I included a bit more information on the Apollo DAC camera in the brief writeup I did attached to the earlier teaser/trailer video for this presentation - http://www.youtube.com/watch?v=Uo81LM...
In the last half of this presentation (starting at 4:30), I show various examples where I employ an enhancement technique known as "frame-stacking" against the raw DAC archive footage. In certain cases, frame-stacking can be employed to forensically attack the raw frames of film and produce an enhanced composite still-frame of a stable (or motion-stabilized) scene. It should be noted that "stacking" is by no means a new method of enhancing video or motion picture film footage. It is a digital enhancement technique that has been around a lot longer than most people would probably believe, and in many cases it can provide us an improved look at some of the deeper image detail that is actually buried beneath the random "noise" in the raw footage.
Frame-stacking exploits the fact that the DAC footage, like any motion picture camera or digital video footage, is comprised of many sequential still images shown in rapid succession to simulate the appearance of motion to the viewer's eye. If the raw footage is providing us with a stable (or motion-stabilized) scene that has no or little movement in the field-of-view, it might appear that the scene is comprised of many individual photographs that all seem to capture the identical view. However, appearances can be deceiving, and the truth is that each of those individual frames making up the raw film footage have slight variances between them, with each one suffering from its own unique random noise artifacts. "Stacking" works by analyzing and comparing all the raw frames that make up a segment of footage, allowing for the detection and subtraction of random noise artifacting from each individual raw frame. Those individual cleaned frames are then stacked together in order to construct a high-resolution composite image of the captured scene.
The first two examples I show in the frame-stacking segment were included merely to demonstrate the effectiveness of this enhancement technique when employed against raw archive footage of a known object - in this case, an Apollo Lunar Module. The first example is film footage from Apollo 9 taken in low-Earth orbit with an automatic 16mm DAC camera mounted to the open hatch of the CSM aiming "up" towards the Lunar Module (which was docked to the nose of the CSM at the time). Astronaut Rusty Schweickhart (LMP) can be seen standing on the porch of the LM, where he was conducting an EVA to test and verify the performance of the Apollo A7-L spacesuit and PLSS life support pack. A magnified split-screen closeup of the LM's Rendevzous Radar Antenna allows for a direct comparative analysis of the raw footage versus the "stacked" enhancement as an example to demonstrate the improvements in clarity that can be gained.

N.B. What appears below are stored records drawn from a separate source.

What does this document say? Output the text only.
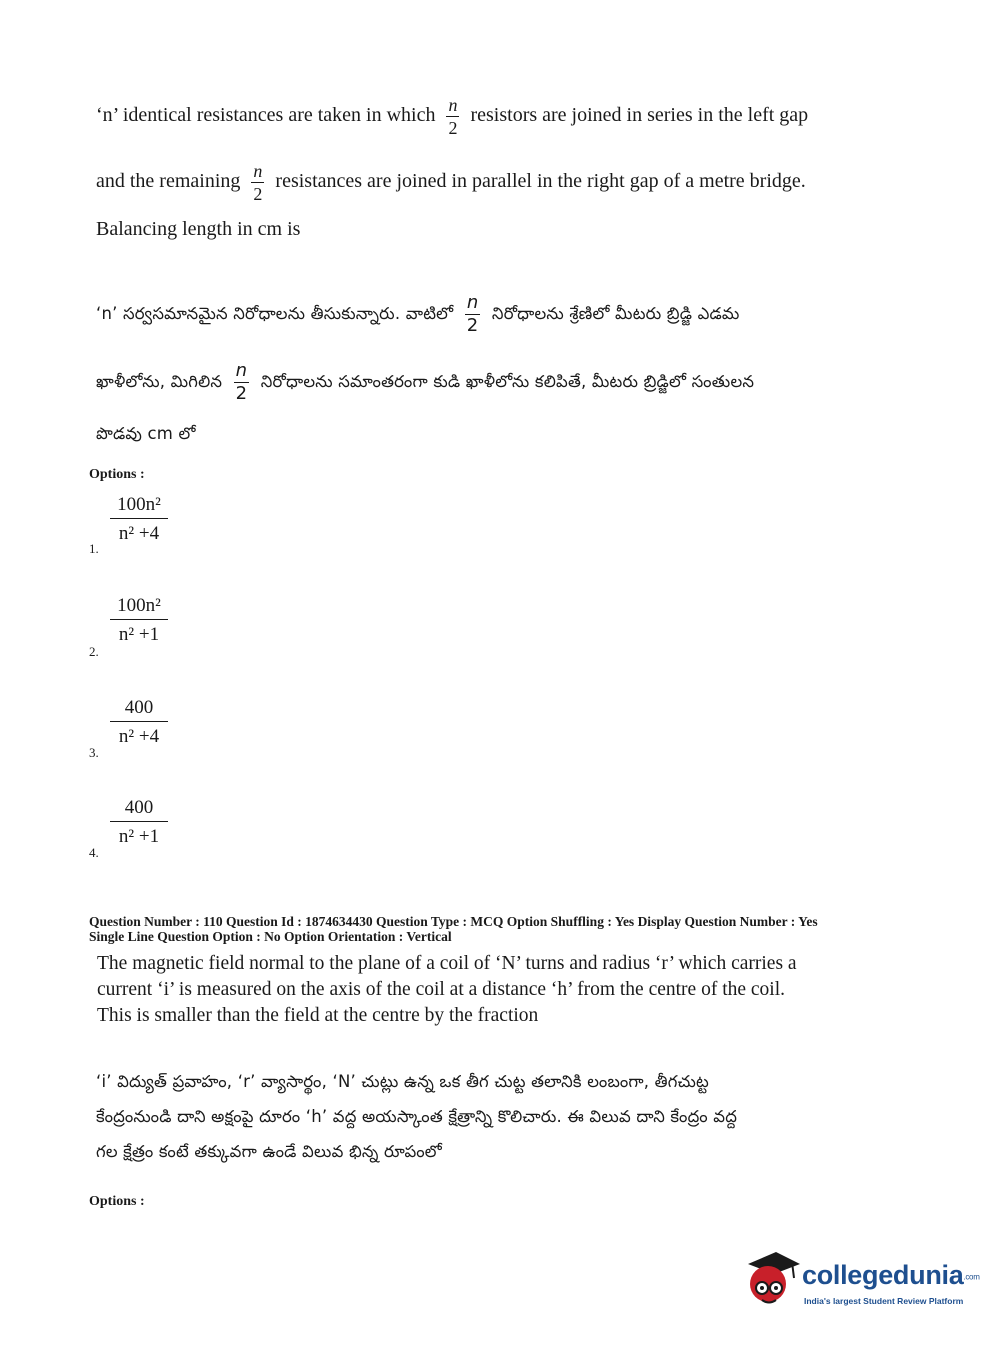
‘n’ identical resistances are taken in which $\frac{n}{2}$ resistors are joined in series in the left gap
and the remaining $\frac{n}{2}$ resistances are joined in parallel in the right gap of a metre bridge.
Balancing length in cm is
‘n’ సర్వసమానమైన నిరోధాలను తీసుకున్నారు. వాటిలో $\frac{n}{2}$ నిరోధాలను శ్రేణిలో మీటరు బ్రిడ్జి ఎడమ
ఖాళీలోను, మిగిలిన $\frac{n}{2}$ నిరోధాలను సమాంతరంగా కుడి ఖాళీలోను కలిపితే, మీటరు బ్రిడ్జిలో సంతులన
పొడవు cm లో
Options :
100n²
n² +4
1.
100n²
n² +1
2.
400
n² +4
3.
400
n² +1
4.
Question Number : 110 Question Id : 1874634430 Question Type : MCQ Option Shuffling : Yes Display Question Number : Yes
Single Line Question Option : No Option Orientation : Vertical
The magnetic field normal to the plane of a coil of ‘N’ turns and radius ‘r’ which carries a
current ‘i’ is measured on the axis of the coil at a distance ‘h’ from the centre of the coil.
This is smaller than the field at the centre by the fraction
‘i’ విద్యుత్ ప్రవాహం, ‘r’ వ్యాసార్థం, ‘N’ చుట్లు ఉన్న ఒక తీగ చుట్ట తలానికి లంబంగా, తీగచుట్ట
కేంద్రంనుండి దాని అక్షంపై దూరం ‘h’ వద్ద అయస్కాంత క్షేత్రాన్ని కొలిచారు. ఈ విలువ దాని కేంద్రం వద్ద
గల క్షేత్రం కంటే తక్కువగా ఉండే విలువ భిన్న రూపంలో
Options :
collegedunia.com
India's largest Student Review Platform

The second demonstration example is not actually DAC footage, but rather is television footage from the Apollo 15 mission showing the LM "Falcon" sitting on the lunar surface, taken with the tripod-mounted GCTA-TV camera. I chose this example of raw GCTA-TV footage because it clearly suffers from rather severe noise issues, providing another good demonstration of the enhancement potential that frame-stacking can offer. As you can plainly see in both the DAC and GCTA-TV examples showing the LM, the stack enhancements offer considerable improvement in image clarity, allowing us to extract detail that in some cases may appear to not even be detectable when viewing the raw footage.